Can this profit sustain? The answer is yes and the core profit should get even larger in the next quarter. Firstly, a few airlines in South East Asia had gone bankrupt during the pandemic and many airlines in this region, including AAX (which had 24 planes pre-covid and has only 7 now), had also returned many of their planes to the lessors. These lessors have then re-allocated those planes to the West (Europe and US) due to the high demand there. Flights in the West is actually now operating at above pre-Covid levels. These have resulted in a shortage of aircraft in South East Asia. To illustrate this shortage, AAX actually sees themselves getting back to their pre-covid 24 plane levels only in 2027!

The core profit next quarter will also get larger because jet fuel prices have fallen significantly by around 20%. This reduction in fuel cost will flow straight to AAX's bottom line next quarter. In the latest quarter, AAX disclosed that they consumed 255.4k barrels of fuel at a price of USD129/barrel. Jet fuel is now at around USD100 per barrel. At the difference of USD29/barrel, AAX will earn an additional profit before tax of around RM33 million (USD29 x USD/MYR rate of 4.4 x 255.4k barrels) next quarter just from fuel cost alone. 

How to value AAX?

We can take a look at our neighbour Singapore Airlines which also has low-cost operations (Scoot) and is also seeing a big boom in earnings. Annualising SIA's latest record high quarterly profit of SGD628 million, SIA is trading at a PE of 6.7x. Using SIA's PE of 6.7x and AAX's annualised core EPS of 86.8sen (21.7sen x 4), AAX is valued at RM5.82! Even if we are extreme and halve the PE to 3x, AAX is valued at RM2.60 and this gives an upside of 423% at the current share price of RM0.805.

Is the RM5.82 valuation unreasonable? It's actually not. If we were to look back at AAX's historical share price, it can be seen that AAX used to trade at RM5 in 2017 when it was making just RM50 million in quarterly profits! At the share price of RM0.805 now, AAX is trading at a PE of 0.9x and the undervaluation is too extreme. It is a matter of time before AAX's share price increases very significantly to reflect the strong earnings ahead.
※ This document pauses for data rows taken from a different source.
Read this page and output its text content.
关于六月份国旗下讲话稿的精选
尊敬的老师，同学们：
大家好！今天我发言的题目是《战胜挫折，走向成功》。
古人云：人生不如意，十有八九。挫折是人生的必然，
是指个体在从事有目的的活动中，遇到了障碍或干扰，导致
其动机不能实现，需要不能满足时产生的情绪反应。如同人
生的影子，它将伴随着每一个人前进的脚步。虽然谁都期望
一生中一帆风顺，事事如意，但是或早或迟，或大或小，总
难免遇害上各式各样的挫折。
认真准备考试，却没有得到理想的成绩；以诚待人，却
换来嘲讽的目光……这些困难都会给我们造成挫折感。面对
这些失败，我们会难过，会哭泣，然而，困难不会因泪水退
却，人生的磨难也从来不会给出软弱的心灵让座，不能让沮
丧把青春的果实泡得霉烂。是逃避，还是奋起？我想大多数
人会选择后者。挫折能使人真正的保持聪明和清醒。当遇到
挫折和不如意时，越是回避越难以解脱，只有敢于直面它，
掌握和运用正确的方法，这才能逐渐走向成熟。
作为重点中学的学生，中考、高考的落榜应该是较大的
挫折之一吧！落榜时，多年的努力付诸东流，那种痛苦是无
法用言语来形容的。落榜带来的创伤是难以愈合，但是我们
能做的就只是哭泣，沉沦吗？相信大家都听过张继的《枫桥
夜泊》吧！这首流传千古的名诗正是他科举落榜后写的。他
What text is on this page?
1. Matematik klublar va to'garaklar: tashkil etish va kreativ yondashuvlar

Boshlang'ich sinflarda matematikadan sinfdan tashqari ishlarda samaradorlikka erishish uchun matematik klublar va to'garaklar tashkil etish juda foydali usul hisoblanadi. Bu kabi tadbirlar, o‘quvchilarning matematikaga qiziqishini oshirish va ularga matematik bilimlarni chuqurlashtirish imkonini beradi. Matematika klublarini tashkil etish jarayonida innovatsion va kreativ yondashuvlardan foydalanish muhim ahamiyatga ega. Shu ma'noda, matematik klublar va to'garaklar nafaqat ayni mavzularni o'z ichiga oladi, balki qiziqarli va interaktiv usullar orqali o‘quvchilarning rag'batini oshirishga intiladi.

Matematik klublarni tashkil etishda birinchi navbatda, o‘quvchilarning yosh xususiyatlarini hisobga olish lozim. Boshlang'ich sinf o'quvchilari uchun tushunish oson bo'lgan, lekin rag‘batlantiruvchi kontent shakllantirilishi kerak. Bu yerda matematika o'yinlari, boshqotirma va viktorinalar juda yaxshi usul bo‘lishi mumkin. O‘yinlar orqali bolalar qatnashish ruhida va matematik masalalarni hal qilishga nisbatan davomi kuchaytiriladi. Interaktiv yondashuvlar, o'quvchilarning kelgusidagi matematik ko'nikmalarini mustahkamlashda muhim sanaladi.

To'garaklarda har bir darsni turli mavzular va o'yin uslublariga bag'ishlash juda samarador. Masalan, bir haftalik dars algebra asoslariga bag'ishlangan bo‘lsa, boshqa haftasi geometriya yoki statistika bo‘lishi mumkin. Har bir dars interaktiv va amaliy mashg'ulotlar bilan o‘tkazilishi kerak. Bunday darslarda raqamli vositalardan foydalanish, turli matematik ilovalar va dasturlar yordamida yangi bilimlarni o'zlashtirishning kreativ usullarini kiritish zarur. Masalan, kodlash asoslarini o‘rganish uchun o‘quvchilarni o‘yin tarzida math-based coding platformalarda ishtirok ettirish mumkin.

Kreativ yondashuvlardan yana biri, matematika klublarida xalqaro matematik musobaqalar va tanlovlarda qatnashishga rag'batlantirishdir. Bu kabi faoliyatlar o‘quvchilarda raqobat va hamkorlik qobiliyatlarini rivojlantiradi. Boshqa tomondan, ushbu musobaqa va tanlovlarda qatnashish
*i3investor is having problems with the system and I cannot upload photos. Once the problem is fixed, I will update the post with photos.

UPDATE 1: Thank you for all the messages of gratitude. If you had read my article, bought and made good money, i am delighted for you. But always remember that a furious rally like this will always come with furious profit taking. There's no way to predict when this will happen and how deep it will be, so do take profit at RM2.50 now.